When I ping Yahoo my packet loss is 10% and my average time is over 500ms but when I ping google.com, comcast.com, centurylink.net (my provider) I get 0% packet loss and between 25 and 70ms times. What does this mean? Also, when I do your speed test, it always shows my upload speed much lower, between 1 and 8mbps, than centurylink or speedtest.net's tests. My plan is 40/20 and they usually show me at that speed. Why does your test not? I've done all these tests many times. Thanks!

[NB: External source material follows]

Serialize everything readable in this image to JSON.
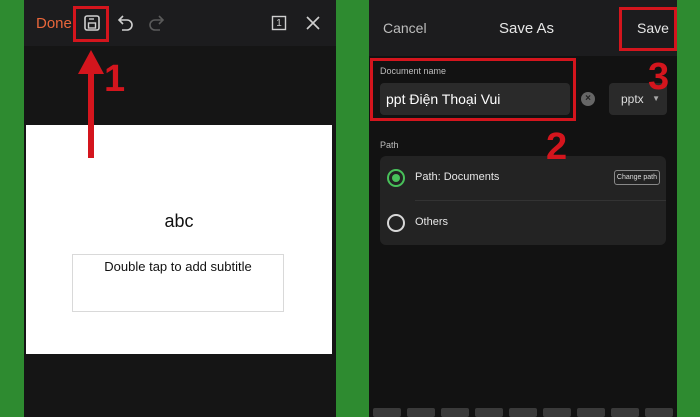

-> Response: Dan there are a lot of variables in the tests which can explain the variations though I would not expect such a large variance with Yahoo to be honest. Do you always see this 10% loss to yahoo (maybe just a weird blip)? For the speed test again there are variations but it is usually fairly accurate when I do this for my Comcast connection and I have tested this over many connections. However, I could see centurylink showing the fastest possible results if you use them and are using their test - you will likely get super high priority through their servers :-) Are you having VoIP issues by the way as regardless of your actual speed, you have a fast connection so that is unlikely to be an issue. Did you check the other results (packet loss, mos and jitter) in our voip test as they are better indications for voice quality?

-> UPDATE: Enabled QoS on router and now 0% packet loss on our voip test. However note that yahoo consistently gives bad packet loss rates for pings. Confirmed by WhichVoIP. Suggest using Google for this as Yahoo servers seem to have issues (perhaps deliberately!).